N. VILLANUEVA /C. MORCILLO
MADRID. El juez de la Audiencia Nacional Juan del Olmo tomó declaración ayer por la tarde a tres nuevos imputados por la trama de la Goma-2 y la mafia policial desmantelada, que están en libertad, y al cierre de esta edición había concluido el interrogatorio del primero de los cuatro agentes detenidos el viernes. El fiscal solicitó para él prisión incondicional.
Entre el primer grupo de imputados declaró un quinto agente, miembro de la Brigada de Información de Madrid. Esta unidad fue la encargada inicialmente de las pesquisas tras la aparición de un paquete de explosivo el 15 de agosto y su vinculación con un asunto de confidentes. Este funcionario compareció ante Del Olmo porque, según han revelado las pesquisas, «pasó» datos claves de la investigación a uno de los compañeros que fue arrestado el viernes, en concreto al inspector Antonio Jesús Parrilla Parrilla. Este inspector, que estuvo destinado en la Comisaría General de Información hasta fechas recientes, le llamaba para saber «cómo iba el asunto».
El fiscal pidió prisión incondicional para el policía José Luis González Clares, alias «el Moro», el primero en declarar de los siete. La Fiscalía le imputa al menos un delito de tráfico de drogas, cohecho, denuncia falsa, detención ilegal y amenazas. El Ministerio Público justificó esta medida cautelar en la gravedad de los hechos y la pluralidad de infracciones cometidas.
Se desvinculó del explosivo
Según ha podido saber ABC, el agente imputado se desvinculó de todo el episodio del supuesto tráfico de explosivos, es decir, de la aparición de un paquete con cinco kilos de Goma-2 en una vivienda de uno de sus confidentes, su posterior traslado a una carretera próxima a Leganés, así como el aviso al 091 y a los agentes de la Unidad de Drogas y Crimen Organizado (Udyco) Central.

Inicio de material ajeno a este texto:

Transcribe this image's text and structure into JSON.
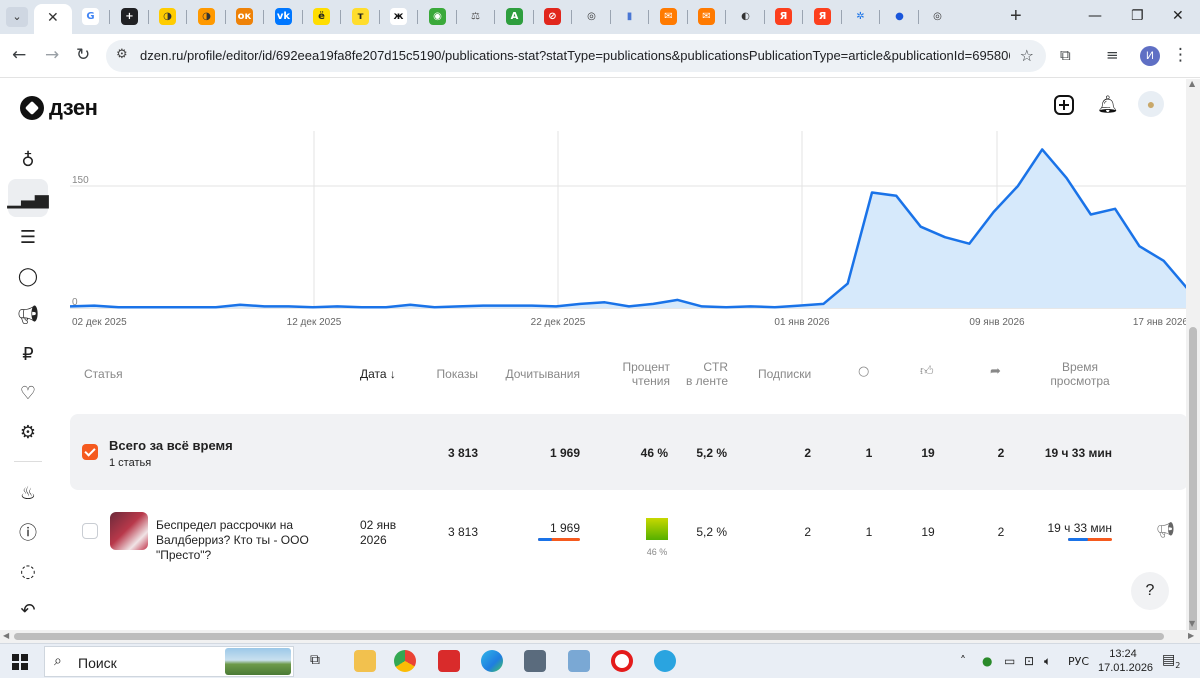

Aunque al cierre de esta edición, el fiscal todavía no había solicitado ninguna medida cautelar contra el resto de policías detenidos (aún no habían declarado) toda apuntaba a que tenía intención de pedir también para ellos prisión incondicional. Esta solicitud se haría igualmente extensible al inspector Antonio Jesús Parrilla Parrilla y al policía Celestino Riveras, su actual compañero en la comisaría de Villa de Vallecas. Aunque ambos están imputados por revelación de secretos, el perjuicio que su actuación puede tener para la causa pública justificaría la privación de libertad.
Según fuentes de la investigación, Parrilla habría filtrado declaraciones íntegras y diligencias policiales secretas con posterioridad al 15 de agosto, cuando tuvo lugar el episodio de la Goma-2. Así se desprende de las grabaciones telefónicas que obran en poder de los investigadores. Existen alrededor de seis conversaciones con un periodista registradas entre los días 20 y 30 de noviembre pasado, además de una grabación en vídeo. En las intervenciones telefónicas el periodista y el policía comentan los pormenores de la noticia presuntamente filtrada por el segundo al primero, así como el tratamiento y el impacto que tendría.
Sobre la trama del explosivo, que el primer detenido negó, ABC ha podido saber que la Goma-2 fue sustraída en una cantera de Colmenar Viejo en el año 2005. Al parecer, el hecho no había sido denunciado dado que se sacó en varias partidas.
El quinto policía imputado, miembro de Información, pudo retrasar las pesquisas de forma voluntaria o no al proporcionar información a Parrilla sobre el caso (que éste le requería con insistencia al saber que le seguían). De hecho, el episodio en el que colocaron droga a una mujer por encargo de un abogado -también detenido- para arrebatarle la custodia de sus hijos, tuvo lugar una vez comenzada la investigación inicial.